"Dia sosok yang mengabdikan dirinya untuk meneliti masa silam nusantara. Sejak 1998 dia dengan biaya sendiri tapak tilas ulang, mencari rute desa-desa yang disebut dalam kitab Negarakertagama tentang perjalanan Raja Hayam Wuruk (Kerajaan Majapahit)," kata pendiri dan pengurus Yayasan Samana, penyelenggara BWCF, Seno Joko Suyono, di Magelang, Sabtu.

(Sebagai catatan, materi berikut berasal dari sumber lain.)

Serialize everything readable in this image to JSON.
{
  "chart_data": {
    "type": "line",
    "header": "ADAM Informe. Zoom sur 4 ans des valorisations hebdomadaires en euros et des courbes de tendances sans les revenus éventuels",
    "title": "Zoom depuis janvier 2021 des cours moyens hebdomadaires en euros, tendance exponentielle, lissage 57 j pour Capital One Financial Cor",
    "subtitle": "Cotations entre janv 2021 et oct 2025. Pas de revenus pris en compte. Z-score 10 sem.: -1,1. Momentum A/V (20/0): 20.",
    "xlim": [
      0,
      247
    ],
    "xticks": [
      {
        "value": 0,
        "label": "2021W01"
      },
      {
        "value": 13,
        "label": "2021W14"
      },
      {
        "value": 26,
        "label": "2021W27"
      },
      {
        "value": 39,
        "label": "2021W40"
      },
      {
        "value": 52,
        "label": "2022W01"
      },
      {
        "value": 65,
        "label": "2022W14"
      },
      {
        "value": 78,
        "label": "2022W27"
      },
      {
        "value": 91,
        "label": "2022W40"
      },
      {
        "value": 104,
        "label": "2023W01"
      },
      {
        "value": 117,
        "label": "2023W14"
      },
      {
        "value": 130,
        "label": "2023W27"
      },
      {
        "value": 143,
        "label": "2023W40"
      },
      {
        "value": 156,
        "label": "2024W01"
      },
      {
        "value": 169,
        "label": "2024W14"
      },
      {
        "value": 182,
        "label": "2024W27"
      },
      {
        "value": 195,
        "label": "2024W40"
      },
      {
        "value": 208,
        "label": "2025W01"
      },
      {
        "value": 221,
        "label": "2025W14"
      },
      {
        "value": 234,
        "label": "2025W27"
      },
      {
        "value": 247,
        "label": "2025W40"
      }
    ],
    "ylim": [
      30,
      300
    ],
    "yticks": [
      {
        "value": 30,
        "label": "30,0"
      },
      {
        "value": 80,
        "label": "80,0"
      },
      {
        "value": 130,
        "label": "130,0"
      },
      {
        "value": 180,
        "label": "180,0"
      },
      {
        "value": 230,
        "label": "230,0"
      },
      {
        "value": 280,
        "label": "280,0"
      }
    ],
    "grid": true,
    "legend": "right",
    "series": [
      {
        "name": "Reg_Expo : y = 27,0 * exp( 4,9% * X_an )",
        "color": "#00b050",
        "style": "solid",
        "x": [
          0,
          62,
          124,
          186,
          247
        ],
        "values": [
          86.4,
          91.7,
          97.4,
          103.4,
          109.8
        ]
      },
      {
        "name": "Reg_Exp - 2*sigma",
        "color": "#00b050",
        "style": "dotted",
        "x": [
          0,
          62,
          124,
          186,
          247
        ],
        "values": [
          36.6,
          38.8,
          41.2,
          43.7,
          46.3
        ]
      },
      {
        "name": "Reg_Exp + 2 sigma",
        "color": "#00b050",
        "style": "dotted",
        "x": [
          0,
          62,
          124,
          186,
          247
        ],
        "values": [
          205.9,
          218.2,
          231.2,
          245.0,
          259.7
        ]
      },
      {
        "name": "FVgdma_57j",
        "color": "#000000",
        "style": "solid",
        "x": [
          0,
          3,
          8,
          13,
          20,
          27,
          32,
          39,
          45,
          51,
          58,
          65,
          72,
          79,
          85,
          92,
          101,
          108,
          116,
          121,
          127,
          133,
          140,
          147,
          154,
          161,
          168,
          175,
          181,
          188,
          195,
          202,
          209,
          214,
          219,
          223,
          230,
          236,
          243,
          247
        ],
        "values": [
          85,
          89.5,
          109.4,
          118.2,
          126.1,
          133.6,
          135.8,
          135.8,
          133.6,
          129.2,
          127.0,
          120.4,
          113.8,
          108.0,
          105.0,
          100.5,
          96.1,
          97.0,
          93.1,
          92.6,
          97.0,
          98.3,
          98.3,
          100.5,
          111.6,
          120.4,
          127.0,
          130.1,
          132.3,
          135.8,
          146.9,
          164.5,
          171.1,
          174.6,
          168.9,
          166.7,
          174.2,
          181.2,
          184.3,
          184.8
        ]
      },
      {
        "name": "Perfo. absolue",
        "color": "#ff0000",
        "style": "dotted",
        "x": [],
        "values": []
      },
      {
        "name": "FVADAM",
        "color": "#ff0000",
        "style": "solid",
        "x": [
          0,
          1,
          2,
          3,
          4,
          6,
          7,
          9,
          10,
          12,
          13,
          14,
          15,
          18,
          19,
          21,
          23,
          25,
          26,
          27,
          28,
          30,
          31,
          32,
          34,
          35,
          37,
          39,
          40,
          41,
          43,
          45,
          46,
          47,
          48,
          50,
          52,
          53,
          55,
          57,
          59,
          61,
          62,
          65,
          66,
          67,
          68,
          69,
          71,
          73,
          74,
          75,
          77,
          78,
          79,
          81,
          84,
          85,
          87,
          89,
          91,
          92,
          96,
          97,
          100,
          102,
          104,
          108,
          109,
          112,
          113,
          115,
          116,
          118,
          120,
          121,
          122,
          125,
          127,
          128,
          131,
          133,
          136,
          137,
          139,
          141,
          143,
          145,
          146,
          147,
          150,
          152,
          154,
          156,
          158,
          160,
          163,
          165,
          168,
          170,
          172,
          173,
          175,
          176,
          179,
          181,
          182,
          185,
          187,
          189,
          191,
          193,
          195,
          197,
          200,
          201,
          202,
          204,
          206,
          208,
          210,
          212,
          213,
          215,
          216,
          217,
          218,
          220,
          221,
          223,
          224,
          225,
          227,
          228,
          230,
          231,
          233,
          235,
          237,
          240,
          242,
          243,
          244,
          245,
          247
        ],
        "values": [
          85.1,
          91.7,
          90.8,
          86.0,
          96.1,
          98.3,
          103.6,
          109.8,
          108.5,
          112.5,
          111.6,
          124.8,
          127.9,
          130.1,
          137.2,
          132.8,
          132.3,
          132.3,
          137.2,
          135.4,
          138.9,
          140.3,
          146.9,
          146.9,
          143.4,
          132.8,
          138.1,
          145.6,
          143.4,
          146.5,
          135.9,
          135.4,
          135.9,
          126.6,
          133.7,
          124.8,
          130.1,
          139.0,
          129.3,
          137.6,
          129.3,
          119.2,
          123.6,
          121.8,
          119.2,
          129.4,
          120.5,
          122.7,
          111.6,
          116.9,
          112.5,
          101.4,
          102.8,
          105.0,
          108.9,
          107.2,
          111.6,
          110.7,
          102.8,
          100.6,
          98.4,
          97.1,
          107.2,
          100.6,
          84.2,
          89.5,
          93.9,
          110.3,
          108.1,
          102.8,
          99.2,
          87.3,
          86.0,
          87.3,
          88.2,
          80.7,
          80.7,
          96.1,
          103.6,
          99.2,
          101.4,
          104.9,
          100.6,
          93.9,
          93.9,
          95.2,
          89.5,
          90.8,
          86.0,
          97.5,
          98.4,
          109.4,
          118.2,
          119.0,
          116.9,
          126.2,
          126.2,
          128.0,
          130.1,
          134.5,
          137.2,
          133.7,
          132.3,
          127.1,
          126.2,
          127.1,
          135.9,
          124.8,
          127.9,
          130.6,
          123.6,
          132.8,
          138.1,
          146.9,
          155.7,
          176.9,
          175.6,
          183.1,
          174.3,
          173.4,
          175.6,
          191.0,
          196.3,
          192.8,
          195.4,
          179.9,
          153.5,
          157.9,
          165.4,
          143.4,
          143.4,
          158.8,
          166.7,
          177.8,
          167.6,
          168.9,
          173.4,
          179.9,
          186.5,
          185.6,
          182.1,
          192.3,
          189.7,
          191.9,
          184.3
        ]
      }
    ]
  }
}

Dengan didampingi seorang kurator BWCF 2015 yang juga budayawan Romo Mudji Sutrisno dan pemimpin tertinggi Komunitas Lima Gunung Kabupaten Magelang Sutanto Mendut, dia menjelaskan tentang ketekunan Hadi menelusuri nama-nama desa yang tercantum dalam kitab karya Empu Prapanca itu yang mengikuti perjalanan Hayam Wuruk selama tiga bulan (September--Desamber 1359) sejauh 700 kilometer dari Trowulan ke arah timur di Blambangan.
Bahkan, kata Seno yang juga redaktur budaya Majalah Tempo itu, Hadi menyebut Empu Prapanca sebagai jurnalis pada masanya.
"Desa-desa yang telah ditemukan kembali, mungkin antara 70 dan 80 persen dari seluruh nama desa yang tertulis di Negarakertagama itu. Sisanya sulit dilacak karena banyak sebab," katanya.
Ia menjelaskan tentang berbagai pendekatan yang dilakukan Hadi dalam napak tilas ulang desa-desa yang tercantum dalam kitab tersebut.
"Ia terjun langsung ke lapangan, antara lain mewawancari para sesepuh desa, memperkaya informasi dari sumber lain seperti naskah kuno Calon Arang, maupun buku-buku lainnya sebagai pendukung," katanya.
Selama ini, kata dia, Negarakertagama lebih banyak dipelajari secara filologi dan tekstual, sedangkan Hadi melakukan penelitian dengan terjun langsung ke lapangan.
Seno mengatakan bahwa relatif cukup banyak desa dengan nama yang telah berubah dari apa yang tertulis dalam kitab Negarakertagama, juga ditemukan oleh Hadi Sidomulyo.
Hasil penelitiannya, kata dia, menjadi sumbangan yang berharga bagi perkembangan kebudayaan Indonesia.
"Ini prestasi yang luar biasa, menjadi sumbangan bagi perkembangan kebudayaan Indonesia dan memberikan inspirasi bagi para penulis," ujarnya.
Pada kesempatan itu, dia mengatakan bahwa Hadi juga mendata candi-candi yang tertanam di kawasan lereng Gunung Penanggungan Jawa Timur.
Ia menyatakan layak Hadi Sidomulyo menerima penghargaan Sang Hyang Kamahayanikan pada BWCF yang bakal berlangsung di Candi Borobudur pada tanggal 12--14 November 2015 dengan tema "Gunung, Bencana, dan Mitos di Nusantara" itu.
Hadi Sidomulyo pernah menjadi konsultan pariwisata budaya Kanwil Parpostel DIY, Dinas Pariwisata Provinsi Jawa Timur, Yayasan Promosi Pariwisata Jatim, Yayasan Nandiswara Jakarta, dan anggota Tim Ekspedisi Penanggungan Universitas Surabaya.
Sejumlah buku karyanya, antara lain "Bali: An Adventure in Cultural Ecology (1972), "Ikat: Traditional Textiles from Nusa Tenggara (1976), "Woven Treasure from Insular South East Asia (1981), "Rivers of Gold, Mountains of Fire (1989), "Discovering East Java (1990), "Memories of Majapahit" (1994), "Napak Tilas Perjalanan Mpu Prapanca (2007), dan "Mengenal Situs Purbakala di Gunung Penanggungan" (2013).
Penghargaan Sang Hyang Kamahayanikan yang menjadi ciri khas penyelenggaraan BWCF itu, diberikan kepada individu dan kelompok yang telah memberikan kontribusi besar dalam pengkajian budaya dan sejarah Nusantara, antara lain sejarawan, sastrawan, arkeolog, budayawan, penulis buku berlatar belakang sejarah, dramawan, dalang, rohaniwan, dan filolog.
Penghargaan tersebut pada tahun 2012 diberikan kepada Singgih Hadi Mintardja (almarhum), penulis cerita silat, pada tahun 2013 kepada Adrian Bernard Lapian (almarhum), sejarawan maritim, dan pada tahun 2014 kepada Peter Carey, sejarawan dari Inggris yang meneliti riwayat Pangeran Diponegoro.